Mas o Rei Leão se lembrou de comentar:
“De outra feita, vai homenagear o Pirilampo!”

A ESTRELINHA Ii

Da Lua o castelo todo resplandecia,
os animais de fraque e de gravata,
que de fato nunca usavam pela mata,
mas da ocasião a grande gala merecia.

Somente a Kaphtor nunca surgia:
já alguns olhavam pelo chão, à cata...
“Será que ela não se enganou na data?”
“Em breve, chega,” – a Lua respondia.

Logo a seguir, a criadagem distribuía
entre os convivas chapéus feitos de geada
e mantas de sereno para os aconchegar,

indumentária contra a pele fria...
“Mas este trajo não nos aquece em nada!
Será que a Lua nos pretende resfriar?...”

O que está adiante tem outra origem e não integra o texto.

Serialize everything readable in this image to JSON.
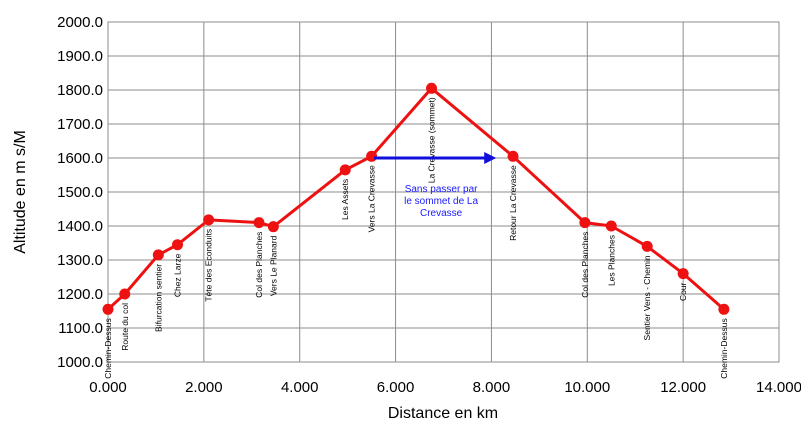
{
  "chart_data": {
    "type": "line",
    "xlabel": "Distance en km",
    "ylabel": "Altitude en m s/M",
    "xlim": [
      0,
      14
    ],
    "ylim": [
      1000,
      2000
    ],
    "x_ticks": [
      {
        "value": 0,
        "label": "0.000"
      },
      {
        "value": 2,
        "label": "2.000"
      },
      {
        "value": 4,
        "label": "4.000"
      },
      {
        "value": 6,
        "label": "6.000"
      },
      {
        "value": 8,
        "label": "8.000"
      },
      {
        "value": 10,
        "label": "10.000"
      },
      {
        "value": 12,
        "label": "12.000"
      },
      {
        "value": 14,
        "label": "14.000"
      }
    ],
    "y_ticks": [
      {
        "value": 1000,
        "label": "1000.0"
      },
      {
        "value": 1100,
        "label": "1100.0"
      },
      {
        "value": 1200,
        "label": "1200.0"
      },
      {
        "value": 1300,
        "label": "1300.0"
      },
      {
        "value": 1400,
        "label": "1400.0"
      },
      {
        "value": 1500,
        "label": "1500.0"
      },
      {
        "value": 1600,
        "label": "1600.0"
      },
      {
        "value": 1700,
        "label": "1700.0"
      },
      {
        "value": 1800,
        "label": "1800.0"
      },
      {
        "value": 1900,
        "label": "1900.0"
      },
      {
        "value": 2000,
        "label": "2000.0"
      }
    ],
    "grid": {
      "horizontal": true,
      "vertical": true
    },
    "line_color": "#ee1111",
    "marker_color": "#ee1111",
    "series": [
      {
        "points": [
          {
            "x": 0.0,
            "y": 1155,
            "label": "Chemin-Dessus"
          },
          {
            "x": 0.35,
            "y": 1200,
            "label": "Route du col"
          },
          {
            "x": 1.05,
            "y": 1315,
            "label": "Bifurcation sentier"
          },
          {
            "x": 1.45,
            "y": 1345,
            "label": "Chez Larze"
          },
          {
            "x": 2.1,
            "y": 1418,
            "label": "Tête des Econduits"
          },
          {
            "x": 3.15,
            "y": 1410,
            "label": "Col des Planches"
          },
          {
            "x": 3.45,
            "y": 1398,
            "label": "Vers Le Planard"
          },
          {
            "x": 4.95,
            "y": 1565,
            "label": "Les Assets"
          },
          {
            "x": 5.5,
            "y": 1605,
            "label": "Vers La Crevasse"
          },
          {
            "x": 6.75,
            "y": 1805,
            "label": "La Crevasse (sommet)"
          },
          {
            "x": 8.45,
            "y": 1605,
            "label": "Retour La Crevasse"
          },
          {
            "x": 9.95,
            "y": 1410,
            "label": "Col des Planches"
          },
          {
            "x": 10.5,
            "y": 1400,
            "label": "Les Planches"
          },
          {
            "x": 11.25,
            "y": 1340,
            "label": "Sentier Vens - Chemin"
          },
          {
            "x": 12.0,
            "y": 1260,
            "label": "Cour"
          },
          {
            "x": 12.85,
            "y": 1155,
            "label": "Chemin-Dessus"
          }
        ]
      }
    ],
    "arrow": {
      "from": {
        "x": 5.55,
        "y": 1600
      },
      "to": {
        "x": 8.1,
        "y": 1600
      },
      "color": "#1010dd"
    },
    "annotation": {
      "lines": [
        "Sans passer par",
        "le sommet de La",
        "Crevasse"
      ],
      "x": 6.95,
      "y": 1500,
      "color": "#1a1aff"
    }
  }
}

Mas distribuíam bebida os Vagalumes
e os Fogos Fátuas lhes traziam canapés,
as Auroras Boreais a dançar balés,
lançando os Fogos de Santelmo belos gumes

de espadas em malabarismos como lumes
e os convidados já bebiam alguns cafés,
muitos sentando, a descansar os pés:
troças se ouviam aonde quer que rumes...

Quando os serventes eram interrogados,
nenhum deles conhecera a homenageada:
“O senhor terá de perguntar à Dona Lua.”

Com indiscrição respondiam alguns criados:
“Ela que deu na Lua Nova uma passeada,
da Via Láctea percorrendo a rua...”

Mas como a ceia tanto demorava,
se empanturraram de sanduíches os convivas,
muita champanha deixando mais ativas
as línguas.  (Também muitas tolices inspirava!)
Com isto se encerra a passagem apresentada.